Savill告訴EuroNews:“英國從五隻眼中的一部分受益匪淺,因為我們的貢獻導致獲得只有美國提供的巨大情報見解和一套能力。”
“但是,例如,即使在英國和美國簡介之後,也要對俄羅斯再次入侵烏克蘭的可能性再次對俄羅斯再次入侵烏克蘭持懷疑態度,並不一定會在威脅規模上進行相同的評估和判斷。 ,”他解釋說。
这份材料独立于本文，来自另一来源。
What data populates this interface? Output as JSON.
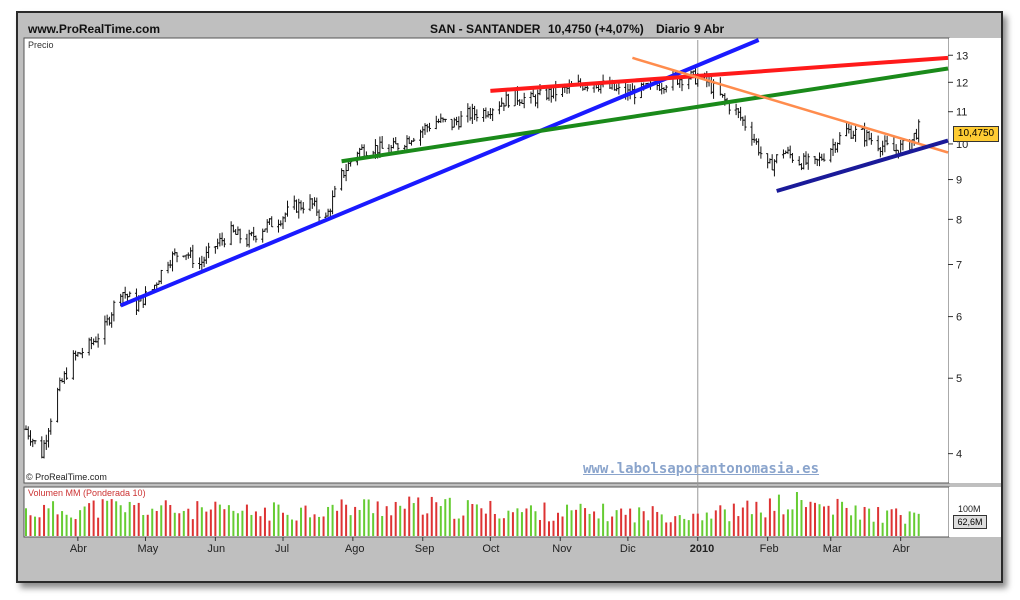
{
  "header": {
    "site": "www.ProRealTime.com",
    "instrument": "SAN - SANTANDER",
    "price_change": "10,4750 (+4,07%)",
    "period": "Diario",
    "date": "9 Abr"
  },
  "price_panel": {
    "label": "Precio",
    "copyright": "© ProRealTime.com",
    "watermark": "www.labolsaporantonomasia.es",
    "last_price_label": "10,4750"
  },
  "volume_panel": {
    "label": "Volumen MM (Ponderada 10)",
    "scale_label": "100M",
    "last_volume_label": "62,6M"
  },
  "colors": {
    "up_bar": "#66cc33",
    "down_bar": "#dd3333",
    "line_blue": "#1a1aff",
    "line_red": "#ff1a1a",
    "line_green": "#1a8a1a",
    "line_orange": "#ff8c4d",
    "line_navy": "#1a1a99",
    "price_tag_bg": "#ffcc33"
  },
  "chart_data": {
    "type": "line",
    "subtype": "ohlc",
    "title": "SAN - SANTANDER",
    "ylabel": "Precio",
    "y_scale": "log",
    "ylim": [
      3.7,
      13.6
    ],
    "y_ticks": [
      "4",
      "5",
      "6",
      "7",
      "8",
      "9",
      "10",
      "11",
      "12",
      "13"
    ],
    "x_ticks": [
      "Abr",
      "May",
      "Jun",
      "Jul",
      "Ago",
      "Sep",
      "Oct",
      "Nov",
      "Dic",
      "2010",
      "Feb",
      "Mar",
      "Abr"
    ],
    "x_tick_dates": [
      "2009-04-01",
      "2009-05-01",
      "2009-06-01",
      "2009-07-01",
      "2009-08-01",
      "2009-09-01",
      "2009-10-01",
      "2009-11-01",
      "2009-12-01",
      "2010-01-01",
      "2010-02-01",
      "2010-03-01",
      "2010-04-01"
    ],
    "xlim": [
      "2009-03-09",
      "2010-04-22"
    ],
    "series": [
      {
        "type": "line",
        "x": [
          "2009-03-09",
          "2009-03-16",
          "2009-03-23",
          "2009-03-30",
          "2009-04-06",
          "2009-04-13",
          "2009-04-20",
          "2009-04-27",
          "2009-05-04",
          "2009-05-11",
          "2009-05-18",
          "2009-05-25",
          "2009-06-01",
          "2009-06-08",
          "2009-06-15",
          "2009-06-22",
          "2009-06-29",
          "2009-07-06",
          "2009-07-13",
          "2009-07-20",
          "2009-07-27",
          "2009-08-03",
          "2009-08-10",
          "2009-08-17",
          "2009-08-24",
          "2009-08-31",
          "2009-09-07",
          "2009-09-14",
          "2009-09-21",
          "2009-09-28",
          "2009-10-05",
          "2009-10-12",
          "2009-10-19",
          "2009-10-26",
          "2009-11-02",
          "2009-11-09",
          "2009-11-16",
          "2009-11-23",
          "2009-11-30",
          "2009-12-07",
          "2009-12-14",
          "2009-12-21",
          "2009-12-28",
          "2010-01-04",
          "2010-01-11",
          "2010-01-18",
          "2010-01-25",
          "2010-02-01",
          "2010-02-08",
          "2010-02-15",
          "2010-02-22",
          "2010-03-01",
          "2010-03-08",
          "2010-03-15",
          "2010-03-22",
          "2010-03-29",
          "2010-04-05",
          "2010-04-09"
        ],
        "values": [
          4.3,
          4.0,
          4.8,
          5.3,
          5.5,
          5.8,
          6.5,
          6.2,
          6.5,
          7.1,
          7.3,
          7.0,
          7.4,
          7.7,
          7.5,
          7.8,
          8.0,
          8.3,
          8.4,
          8.0,
          9.1,
          9.8,
          9.9,
          9.8,
          10.1,
          10.4,
          10.7,
          10.6,
          10.9,
          11.0,
          11.3,
          11.5,
          11.4,
          11.6,
          11.7,
          11.9,
          12.0,
          11.8,
          11.6,
          11.7,
          11.9,
          12.1,
          12.2,
          12.1,
          11.5,
          11.0,
          10.3,
          9.3,
          9.8,
          9.5,
          9.4,
          9.9,
          10.4,
          10.3,
          10.0,
          9.8,
          10.0,
          10.475
        ]
      },
      {
        "type": "volume",
        "x": [
          "2009-03",
          "2009-04",
          "2009-05",
          "2009-06",
          "2009-07",
          "2009-08",
          "2009-09",
          "2009-10",
          "2009-11",
          "2009-12",
          "2010-01",
          "2010-02",
          "2010-03",
          "2010-04"
        ],
        "values": [
          90,
          105,
          95,
          85,
          95,
          110,
          100,
          90,
          85,
          80,
          85,
          120,
          85,
          62.6
        ]
      }
    ],
    "trendlines": [
      {
        "color": "blue",
        "from": [
          "2009-04-20",
          6.2
        ],
        "to": [
          "2010-01-28",
          13.6
        ]
      },
      {
        "color": "red",
        "from": [
          "2009-10-01",
          11.7
        ],
        "to": [
          "2010-04-22",
          12.9
        ]
      },
      {
        "color": "green",
        "from": [
          "2009-07-27",
          9.5
        ],
        "to": [
          "2010-04-22",
          12.5
        ]
      },
      {
        "color": "orange",
        "from": [
          "2009-12-03",
          12.9
        ],
        "to": [
          "2010-04-22",
          9.75
        ]
      },
      {
        "color": "navy",
        "from": [
          "2010-02-05",
          8.7
        ],
        "to": [
          "2010-04-22",
          10.1
        ]
      }
    ]
  }
}
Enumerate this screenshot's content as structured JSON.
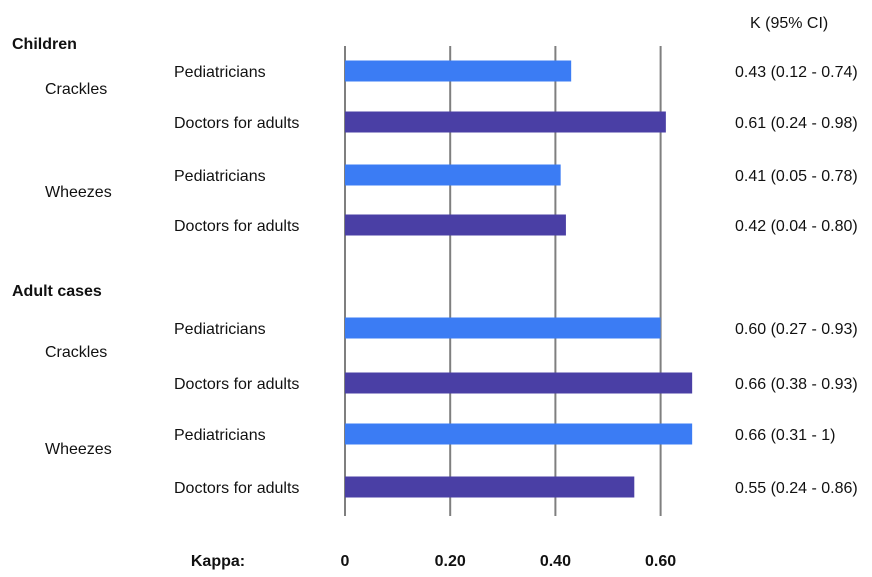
{
  "chart_data": {
    "type": "bar",
    "orientation": "horizontal",
    "ci_header": "K  (95% CI)",
    "xlabel": "Kappa:",
    "xlim": [
      0,
      0.8
    ],
    "x_ticks": [
      {
        "value": 0,
        "label": "0"
      },
      {
        "value": 0.2,
        "label": "0.20"
      },
      {
        "value": 0.4,
        "label": "0.40"
      },
      {
        "value": 0.6,
        "label": "0.60"
      }
    ],
    "grid": true,
    "colors": {
      "Pediatricians": "#3b7cf4",
      "Doctors for adults": "#4a3fa5",
      "gridline": "#7f7f7f"
    },
    "groups": [
      {
        "name": "Children",
        "subgroups": [
          {
            "name": "Crackles",
            "bars": [
              {
                "label": "Pediatricians",
                "value": 0.43,
                "ci_text": "0.43  (0.12 - 0.74)"
              },
              {
                "label": "Doctors for adults",
                "value": 0.61,
                "ci_text": "0.61  (0.24 - 0.98)"
              }
            ]
          },
          {
            "name": "Wheezes",
            "bars": [
              {
                "label": "Pediatricians",
                "value": 0.41,
                "ci_text": "0.41  (0.05 - 0.78)"
              },
              {
                "label": "Doctors for adults",
                "value": 0.42,
                "ci_text": "0.42  (0.04 - 0.80)"
              }
            ]
          }
        ]
      },
      {
        "name": "Adult cases",
        "subgroups": [
          {
            "name": "Crackles",
            "bars": [
              {
                "label": "Pediatricians",
                "value": 0.6,
                "ci_text": "0.60  (0.27 - 0.93)"
              },
              {
                "label": "Doctors for adults",
                "value": 0.66,
                "ci_text": "0.66  (0.38 - 0.93)"
              }
            ]
          },
          {
            "name": "Wheezes",
            "bars": [
              {
                "label": "Pediatricians",
                "value": 0.66,
                "ci_text": "0.66  (0.31 - 1)"
              },
              {
                "label": "Doctors for adults",
                "value": 0.55,
                "ci_text": "0.55  (0.24 - 0.86)"
              }
            ]
          }
        ]
      }
    ]
  }
}
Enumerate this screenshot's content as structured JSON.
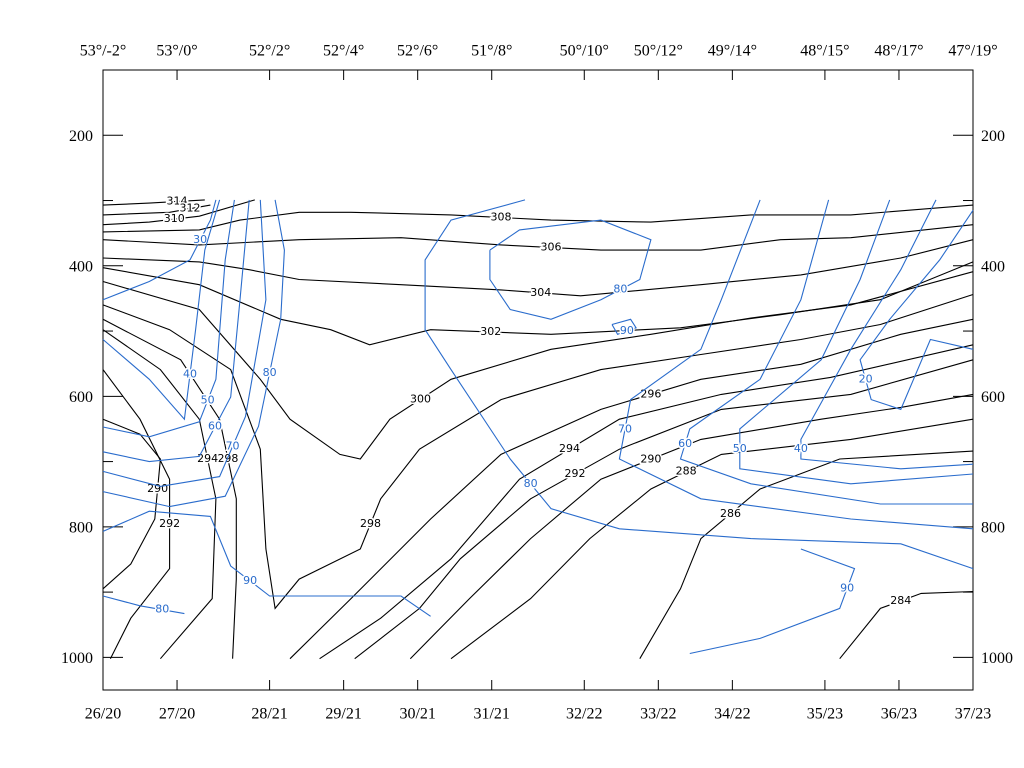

“即使收集和評估試圖保持不政治意義,也總是有政治的元素。”
公開大學外交政策和國際關係教授傑米·加斯卡特(Jamie Gaskarth)的工作重點是情報服務的問責制,他向歐洲統治者解釋說,美國對全球安全秩序至關重要,即使有了加巴德,其他國家也能否別無選擇,但要繼續以與目前相同的基礎進行處理。
他說:“美國擁有世界上最先進的情報收集機械,因此盟友無法裁定鏈接或可能失去對這些資源的訪問權。”
“在將其提交給高級決策者之前,對原始情報進行了整理,分析和合成,因此該過程應保留其完整性。”
Gaskarth補充說:“如果Gabbard試圖查看和使用原始智能,這可能是一個問題,因為它將違反'控制原則',因為獲得了智能的人對其使用方式保留了發言權。”
“如果這成為一種模式,那麼美國情報機構可能會謹慎對待自己的領導才能,從而造成嚴重的信任和民主問責制。”